| Scale | Number of Services | Metrics Volume | Prometheus Instances | Storage | Network Traffic |
|---|---|---|---|---|---|
| 100 users | 10-20 microservices | ~10k metrics/min | 1 single Prometheus server | Few GBs (local disk) | Low (few MB/s) |
| 10K users | 50-100 microservices | ~1M metrics/min | 1-2 Prometheus servers with federation | 100s GBs (local or network storage) | Moderate (10s MB/s) |
| 1M users | 200-500 microservices | ~100M metrics/min | Multiple Prometheus servers with sharding and federation | TBs (networked storage or remote storage) | High (100s MB/s) |
| 100M users | 1000+ microservices | Billions of metrics/min | Highly distributed Prometheus with remote write to scalable TSDB (e.g., Cortex, Thanos) | Multiple TBs to PBs (cloud storage) | Very high (Gbps range) |
Metrics collection (Prometheus) in Microservices - Scalability & System Analysis
The first bottleneck is the Prometheus server's ability to scrape and store metrics.

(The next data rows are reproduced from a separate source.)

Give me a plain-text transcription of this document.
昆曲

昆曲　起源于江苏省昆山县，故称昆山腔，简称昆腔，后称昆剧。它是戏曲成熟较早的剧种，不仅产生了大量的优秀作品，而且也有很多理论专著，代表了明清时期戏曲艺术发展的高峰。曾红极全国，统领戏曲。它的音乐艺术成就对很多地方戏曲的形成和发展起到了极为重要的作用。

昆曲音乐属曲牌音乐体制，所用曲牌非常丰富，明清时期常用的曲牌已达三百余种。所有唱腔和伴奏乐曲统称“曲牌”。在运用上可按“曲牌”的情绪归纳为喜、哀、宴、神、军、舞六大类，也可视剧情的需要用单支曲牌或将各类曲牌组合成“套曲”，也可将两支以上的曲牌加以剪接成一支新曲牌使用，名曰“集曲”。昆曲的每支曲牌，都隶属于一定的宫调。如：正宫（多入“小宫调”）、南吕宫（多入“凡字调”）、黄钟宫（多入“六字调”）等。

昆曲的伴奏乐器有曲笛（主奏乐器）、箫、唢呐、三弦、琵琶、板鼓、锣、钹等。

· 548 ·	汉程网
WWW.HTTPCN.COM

At small scale, a single Prometheus instance can handle scraping and storing metrics.
As the number of microservices and metrics grows, the server CPU, memory, and disk I/O become overwhelmed.
Network bandwidth can also become a bottleneck when scraping many endpoints frequently.

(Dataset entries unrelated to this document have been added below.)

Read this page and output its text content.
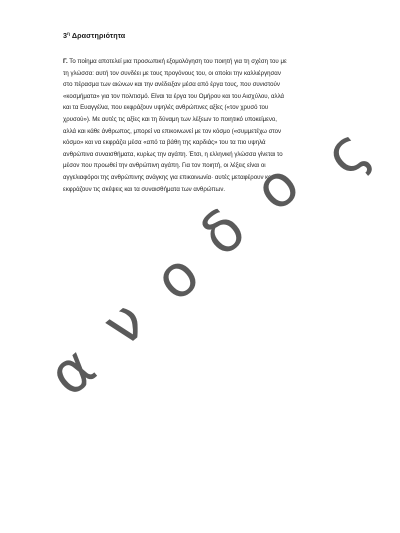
$3^\eta$ Δραστηριότητα
Γ. Το ποίημα αποτελεί μια προσωπική εξομολόγηση του ποιητή για τη σχέση του με
τη γλώσσα: αυτή τον συνδέει με τους προγόνους του, οι οποίοι την καλλιέργησαν
στο πέρασμα των αιώνων και την ανέδειξαν μέσα από έργα τους, που συνιστούν
«κοσμήματα» για τον πολιτισμό. Είναι τα έργα του Ομήρου και του Αισχύλου, αλλά
και τα Ευαγγέλια, που εκφράζουν υψηλές ανθρώπινες αξίες («τον χρυσό του
χρυσού»). Με αυτές τις αξίες και τη δύναμη των λέξεων το ποιητικό υποκείμενο,
αλλά και κάθε άνθρωπος, μπορεί να επικοινωνεί με τον κόσμο («συμμετέχω στον
κόσμο» και να εκφράζει μέσα «από τα βάθη της καρδιάς» του τα πιο υψηλά
ανθρώπινα συναισθήματα, κυρίως την αγάπη. Έτσι, η ελληνική γλώσσα γίνεται το
μέσον που προωθεί την ανθρώπινη αγάπη. Για τον ποιητή, οι λέξεις είναι οι
αγγελιαφόροι της ανθρώπινης ανάγκης για επικοινωνία· αυτές μεταφέρουν και
εκφράζουν τις σκέψεις και τα συναισθήματα των ανθρώπων.
α
ν
ο
δ
ο ς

- Horizontal scaling: Run multiple Prometheus servers, each scraping a subset of services (sharding).
- Federation: Use Prometheus federation to aggregate metrics from multiple servers.

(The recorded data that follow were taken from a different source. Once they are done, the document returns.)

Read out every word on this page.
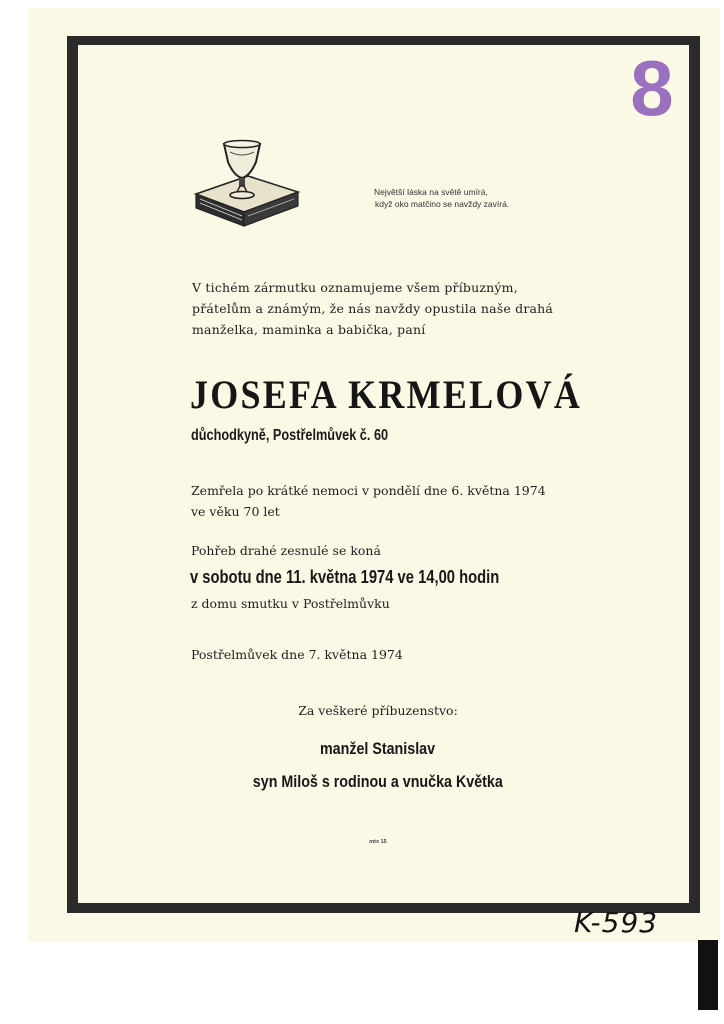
8
Největší láska na světě umírá,
když oko matčino se navždy zavírá.
V tichém zármutku oznamujeme všem příbuzným,
přátelům a známým, že nás navždy opustila naše drahá
manželka, maminka a babička, paní
JOSEFA KRMELOVÁ
důchodkyně, Postřelmůvek č. 60
Zemřela po krátké nemoci v pondělí dne 6. května 1974
ve věku 70 let
Pohřeb drahé zesnulé se koná
v sobotu dne 11. května 1974 ve 14,00 hodin
z domu smutku v Postřelmůvku
Postřelmůvek dne 7. května 1974
Za veškeré příbuzenstvo:
manžel Stanislav
syn Miloš s rodinou a vnučka Květka
mtx 15
K-593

- Remote storage: Offload long-term storage to scalable time-series databases like Cortex or Thanos.
- Caching and scraping interval tuning: Reduce scrape frequency or cache metrics to reduce load.
- Network optimization: Use service discovery and scrape targets efficiently to reduce network overhead.
Assuming 500 microservices, each exposing 100 metrics, scraped every 15 seconds:
- Metrics per scrape: 500 * 100 = 50,000
- Scrapes per minute: 60 / 15 = 4
- Total metrics per minute: 50,000 * 4 = 200,000
- Prometheus can handle ~10,000-50,000 metrics per second on a single server.
- Storage needed: 200,000 metrics/min * 60 min * 24 hr * 30 days ≈ 864 billion data points/month.
- Network bandwidth: Each metric ~100 bytes, so 200,000 * 100 bytes = ~20 MB/min (~333 KB/s).
Start by explaining the data flow: how Prometheus scrapes metrics from microservices.
Discuss the limits of a single Prometheus server and identify bottlenecks.
Then propose scaling strategies like sharding, federation, and remote storage.
Highlight trade-offs such as complexity vs. scalability.
Your Prometheus server handles 1000 queries per second (QPS). Traffic grows 10x. What do you do first?
Answer: Introduce horizontal scaling by splitting scrape targets across multiple Prometheus instances (sharding) and use federation to aggregate metrics.